Assistant Professor of History & Political Science David Root, an advisor for the PLSA, contacted Shurn after hearing that he had received the 2018 Education for Service Award. This award recognizes alumni for their work of pursuing a life exploring and fulfilling UIndy’s motto of Education for Service. Root said he was looking for a variety of judges so that PLSA could be given a more well-rounded outlook for the Judicial Series.
“I am recruiting different types of judges to come in and talk and offer their experiences and insights,” Root said. “And so when I got the chance to meet him, it presented an opportunity to ask him to come and speak.”
Root asked Shurn if he would speak with some of the members of PLSA before the lecture began and share some of his experiences from his work in the education system. According to Root, Shurn discussed school, ranging from undergraduate to law school.
“I sat there nodding my head to a lot of these things [Shurn’s experiences],” Root said. “We’ve [PLSA] talked about these things but it was good for them to hear it from somebody else.”
Shurn discussed the multiple programs he created to not only help children in school, but also provide support to troubled kids. However, Shurn said that due to lack of funding most of the local programs that he created have been shut down. Shurn did not run for reelection, therefore, his term as a Pulaski County judge will end in December.
“You don’t want to end up in the land of the lost, so I’m looking,” Shurn said. “I might want to teach a little bit, work with the church and be a senior judge.”
During the lecture, Shurn talked more about his career as a judge and shared some of his favorite cases or ones that he believed were his most interesting. Shurn also shared his difficult journey to law school. After receiving his English degree from UIndy, Shurn applied to law school. However, his plans fell through when his number was picked in the draft for Vietnam.
“I decided to go to law school so I applied for Southern Methodist University School of Law, and I was accepted,” Shurn said. “I went down there in 1971 and got drafted out, got my money back and went to the United States Army.”

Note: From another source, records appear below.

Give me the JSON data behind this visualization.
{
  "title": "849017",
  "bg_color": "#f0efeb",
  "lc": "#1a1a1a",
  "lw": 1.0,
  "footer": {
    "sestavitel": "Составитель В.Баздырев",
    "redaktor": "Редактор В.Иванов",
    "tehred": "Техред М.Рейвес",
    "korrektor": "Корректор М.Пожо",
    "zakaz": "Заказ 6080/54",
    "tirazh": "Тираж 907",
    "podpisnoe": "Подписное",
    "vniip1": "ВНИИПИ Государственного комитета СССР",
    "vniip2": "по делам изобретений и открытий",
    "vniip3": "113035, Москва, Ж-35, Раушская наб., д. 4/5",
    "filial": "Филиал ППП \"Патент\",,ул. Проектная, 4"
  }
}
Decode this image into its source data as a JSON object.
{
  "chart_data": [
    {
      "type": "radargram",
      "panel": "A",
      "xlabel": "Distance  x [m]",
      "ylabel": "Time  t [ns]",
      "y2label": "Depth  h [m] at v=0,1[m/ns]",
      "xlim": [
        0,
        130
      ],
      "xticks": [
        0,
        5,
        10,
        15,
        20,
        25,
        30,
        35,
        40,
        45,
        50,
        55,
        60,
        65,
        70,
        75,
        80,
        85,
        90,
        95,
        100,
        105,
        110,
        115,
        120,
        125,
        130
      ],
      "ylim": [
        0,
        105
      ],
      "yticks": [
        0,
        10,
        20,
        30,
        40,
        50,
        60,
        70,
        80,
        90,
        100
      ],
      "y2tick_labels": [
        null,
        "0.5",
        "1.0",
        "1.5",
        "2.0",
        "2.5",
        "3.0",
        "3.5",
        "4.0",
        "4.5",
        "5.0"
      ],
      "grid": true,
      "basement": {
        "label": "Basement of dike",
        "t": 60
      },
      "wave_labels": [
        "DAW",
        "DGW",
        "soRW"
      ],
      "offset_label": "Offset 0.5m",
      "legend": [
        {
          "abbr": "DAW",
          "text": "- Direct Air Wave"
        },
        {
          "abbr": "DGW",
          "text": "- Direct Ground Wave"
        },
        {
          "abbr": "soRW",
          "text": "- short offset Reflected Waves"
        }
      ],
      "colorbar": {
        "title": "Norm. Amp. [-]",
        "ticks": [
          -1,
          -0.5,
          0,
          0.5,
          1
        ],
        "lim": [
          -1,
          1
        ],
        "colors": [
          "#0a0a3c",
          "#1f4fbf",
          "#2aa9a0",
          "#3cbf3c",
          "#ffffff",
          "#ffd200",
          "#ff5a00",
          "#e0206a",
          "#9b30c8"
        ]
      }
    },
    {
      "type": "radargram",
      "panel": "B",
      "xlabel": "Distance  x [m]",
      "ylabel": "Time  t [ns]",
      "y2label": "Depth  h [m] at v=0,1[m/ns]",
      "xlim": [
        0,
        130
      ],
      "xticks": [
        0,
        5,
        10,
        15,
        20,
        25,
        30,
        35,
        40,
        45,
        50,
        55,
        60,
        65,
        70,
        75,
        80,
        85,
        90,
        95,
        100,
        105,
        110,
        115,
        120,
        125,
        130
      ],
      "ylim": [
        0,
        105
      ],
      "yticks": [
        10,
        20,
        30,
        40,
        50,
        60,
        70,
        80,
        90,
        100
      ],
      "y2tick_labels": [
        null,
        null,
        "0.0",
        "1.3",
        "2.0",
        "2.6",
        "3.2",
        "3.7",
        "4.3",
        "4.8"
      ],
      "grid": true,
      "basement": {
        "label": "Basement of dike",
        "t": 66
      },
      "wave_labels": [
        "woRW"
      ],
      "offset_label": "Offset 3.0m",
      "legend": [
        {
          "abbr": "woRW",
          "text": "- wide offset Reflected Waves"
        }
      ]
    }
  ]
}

After his service, Shurn said he reapplied to law school and later received a Juris Doctorate from Indiana University. Throughout the lecture, Shurn reassured listeners how important it is to build connections with not only colleagues, but also the community around them.
“Every chance to meet somebody, every contact you make, everything you do is an opportunity to open the door to the next thing,” Shurn said.
Sophomore political science major Katrina Hopkins was one of the students who was able to speak with Shurn before the lecture began. Hopkins is a part of PLSA and said that having Shurn at UIndy was an eye opening experience.
“I think that just these experiences are so eye opening,” Hopkins said. “They kind of let you see a glimpse of law and judging that isn’t ‘CSI’ and ‘Law and Order.’”
According to Hopkins, the most important advice any student, even outside pre-law, could gain from this lecture is being able to learn from Shurn’s experiences and listening to his journey of how he got to where he is today.
“It’s important to get real world experience from someone who has done a possible occupation that you want to do,” Hopkins said. “You learn a lot in a classroom but there is no better experience than actually seeing it and getting advice from someone who has seen it.”